Others are weighing in as well. Harvard School of Public Health policy researcher Michelle Mello, JD, PhD, and her colleagues proposed in the New England Journal of Medicine four models for making clinical trial data available, aimed at encouraging openness while mitigating risks:
- Full availability of all data
- A query model where companies or a third-party intermediary retain control of data and investigators submit questions they’d like to have answered
- A sponsor-reviewed model where companies decide what data to make available and how
- A learned intermediary model where an independent third party would evaluate and oversee data requests and access
Ellis Neufeld, MD, PhD, who runs Boston Children’s Clinical and Translational Study Unit, notes that some companies have already adopted something akin to the sponsor-reviewed model described by Mello and her collaborators by inviting select scientists to take an unfettered look at data from particular trials.
"We have coming of age a generation that is used to sharing everything about themselves openly for everyone to see."
"Companies take this seriously, and want to learn from the data they have," he says. "I’ve collaborated with a couple of companies on review of their study safety and post-approval surveillance data, and they’ve been very forthcoming in allowing us to see and analyze all of the data they have. "
An issue of consent
Boston Children’s Informatics Program director Isaac Kohane, MD, PhD, for one, questions whether patient privacy is as much of a barrier as it’s been made out to be and wonders if the informed consent process might serve as both a barrier and a solution.
"Patients by and large are happy to share the data from the trials they participate in. It’s a question of being more robust about obtaining patient consent," he says. "Institutions need to say up front in their consents that the data will be shared, and say it in plain English."

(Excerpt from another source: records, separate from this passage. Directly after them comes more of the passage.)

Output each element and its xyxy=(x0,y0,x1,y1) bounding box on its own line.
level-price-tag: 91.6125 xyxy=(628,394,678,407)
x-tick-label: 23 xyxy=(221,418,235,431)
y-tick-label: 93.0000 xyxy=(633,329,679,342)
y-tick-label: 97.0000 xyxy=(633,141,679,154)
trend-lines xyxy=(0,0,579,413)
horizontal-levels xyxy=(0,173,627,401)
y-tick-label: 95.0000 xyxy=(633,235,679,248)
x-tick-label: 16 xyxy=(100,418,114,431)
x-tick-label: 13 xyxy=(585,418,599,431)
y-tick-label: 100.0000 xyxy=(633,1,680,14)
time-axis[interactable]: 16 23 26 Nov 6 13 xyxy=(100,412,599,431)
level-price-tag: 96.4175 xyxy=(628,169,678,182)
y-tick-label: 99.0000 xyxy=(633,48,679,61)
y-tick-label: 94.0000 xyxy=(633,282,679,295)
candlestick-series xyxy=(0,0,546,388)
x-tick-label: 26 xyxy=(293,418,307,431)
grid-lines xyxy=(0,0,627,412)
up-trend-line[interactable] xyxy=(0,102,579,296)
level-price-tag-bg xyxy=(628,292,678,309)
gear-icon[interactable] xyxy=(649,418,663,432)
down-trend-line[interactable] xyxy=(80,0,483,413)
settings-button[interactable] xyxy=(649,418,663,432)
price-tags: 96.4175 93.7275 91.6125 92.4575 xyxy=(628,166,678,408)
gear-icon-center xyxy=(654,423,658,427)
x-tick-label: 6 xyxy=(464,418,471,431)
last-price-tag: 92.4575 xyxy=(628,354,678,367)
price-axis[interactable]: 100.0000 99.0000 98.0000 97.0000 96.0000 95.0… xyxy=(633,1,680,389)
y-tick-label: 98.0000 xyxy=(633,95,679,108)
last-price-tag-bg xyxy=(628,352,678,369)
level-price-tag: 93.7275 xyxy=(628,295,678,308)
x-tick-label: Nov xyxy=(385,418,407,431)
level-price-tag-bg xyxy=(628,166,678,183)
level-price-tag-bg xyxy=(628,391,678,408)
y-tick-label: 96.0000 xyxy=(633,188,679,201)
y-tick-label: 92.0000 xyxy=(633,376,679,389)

He also proposes an answer that balances access with patient and corporate protection. "Every publication, clinical trial or patient cohort should have the data behind it available. But it has to be done responsibly, like with dbGap," referring to a publicly available NIH database of genotype/phenotype studies. Researchers can gain total access to dbGap data as long as they have a protocol that’s been approved by an institutional review board.
"That way," he says, "you commit researchers to good behavior and create a record of responsible use, rather than opening the data up to just anyone."
A moot point?
Kohane’s colleague, ClinicalTrials.gov founder Alexa McCray, PhD, agrees that more openness is needed, but also believes the question will sort itself out over the next 10 to 15 years, regardless of the solutions attempted today.
"We have coming of age a generation that is used to sharing everything about themselves openly for everyone to see," she says. "And patients with life-threatening disease and the families of children with chronic illness are often quite willing to make any information available for the purpose of solving disease.
"You’ll still need controls and regulatory oversight," she adds, "but just as data is becoming more available in other areas of science and of our lives, making trial data open is going to get a whole lot easier."